Once the dissection flap is visualized, it is useful to determine where the break in the intima (a.k.a. the “tear” or “entry point”) has occurred, since one of the primary aims of surgical treatment is to excise this region. Color flow Doppler is often used to visualize a turbulent jet flowing from the true lumen into the false lumen (Fig. 17.7, Video 17.6). The true lumen can usually be differentiated from the false lumen due to its expansion during systole (Video 17.7). In addition, the false lumen is often larger, and frequently has spontaneous echo contrast or thrombus within it, particularly in the descending aorta (8).
Intramural Hematoma
While the initiating event for the classical aortic dissection is a break in the intimal layer, the underlying cause of an IMH is thought to be a rupture of vasa vasorum in the medial layer (9). This blood accumulation causes a thickening of the medial layer which may progress to intimal fracture, and subsequent flap formation like a classic aortic dissection, or frank aortic rupture. The mortality from IMH is dependent on the location (i.e., ascending or descending aorta) and is similar to that of classic aortic dissection (10). As such, the Stanford classification system is applied, with Type A considered a surgical emergency.
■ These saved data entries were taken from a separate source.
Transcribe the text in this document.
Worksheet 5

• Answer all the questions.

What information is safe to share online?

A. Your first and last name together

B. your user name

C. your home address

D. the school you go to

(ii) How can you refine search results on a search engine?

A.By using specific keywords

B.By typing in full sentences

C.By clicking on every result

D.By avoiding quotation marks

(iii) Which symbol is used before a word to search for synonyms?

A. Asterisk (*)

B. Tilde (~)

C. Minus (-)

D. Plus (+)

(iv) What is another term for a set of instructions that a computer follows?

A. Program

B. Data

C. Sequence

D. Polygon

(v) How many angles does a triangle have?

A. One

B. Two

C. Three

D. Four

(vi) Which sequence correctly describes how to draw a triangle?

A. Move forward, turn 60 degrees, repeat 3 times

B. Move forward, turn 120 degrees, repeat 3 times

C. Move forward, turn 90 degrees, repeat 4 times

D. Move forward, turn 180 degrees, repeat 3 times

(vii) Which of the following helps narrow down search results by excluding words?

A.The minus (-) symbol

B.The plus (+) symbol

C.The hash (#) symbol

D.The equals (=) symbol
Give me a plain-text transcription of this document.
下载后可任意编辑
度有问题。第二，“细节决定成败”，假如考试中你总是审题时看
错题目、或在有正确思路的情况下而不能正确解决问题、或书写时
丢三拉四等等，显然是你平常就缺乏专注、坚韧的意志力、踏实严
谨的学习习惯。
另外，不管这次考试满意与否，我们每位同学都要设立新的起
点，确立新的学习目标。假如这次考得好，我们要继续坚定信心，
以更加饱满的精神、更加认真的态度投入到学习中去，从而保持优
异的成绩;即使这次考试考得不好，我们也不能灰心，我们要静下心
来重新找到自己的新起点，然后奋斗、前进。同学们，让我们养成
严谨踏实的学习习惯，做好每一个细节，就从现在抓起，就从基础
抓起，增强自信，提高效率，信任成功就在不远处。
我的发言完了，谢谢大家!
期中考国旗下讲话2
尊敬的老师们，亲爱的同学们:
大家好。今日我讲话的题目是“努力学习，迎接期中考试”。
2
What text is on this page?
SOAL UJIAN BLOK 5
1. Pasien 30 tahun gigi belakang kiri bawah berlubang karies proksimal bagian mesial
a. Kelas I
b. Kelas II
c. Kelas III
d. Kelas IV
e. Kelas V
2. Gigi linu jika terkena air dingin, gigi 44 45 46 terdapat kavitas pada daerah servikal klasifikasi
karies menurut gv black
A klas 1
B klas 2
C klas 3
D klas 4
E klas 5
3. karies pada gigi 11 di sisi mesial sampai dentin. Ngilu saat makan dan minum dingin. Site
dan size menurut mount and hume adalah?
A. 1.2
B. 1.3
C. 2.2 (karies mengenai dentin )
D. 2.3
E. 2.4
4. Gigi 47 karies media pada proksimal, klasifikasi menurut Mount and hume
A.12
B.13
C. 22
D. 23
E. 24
Unlike the classic aortic dissection, there is no intimal flap. On TEE imaging, IMH appears as a thickening of the medial layer of the aorta (Fig. 17.8). This typically measures 7 ± 2 mm in Type A cases, and
15 ± 6 mm in Type B (11). Other features may include echolucency within the medial layer, and medial displacement of calcium in the intimal layer. It is important to note that atherosclerotic plaques appear above the intimal layer, while IMHs occur below the intimal layer.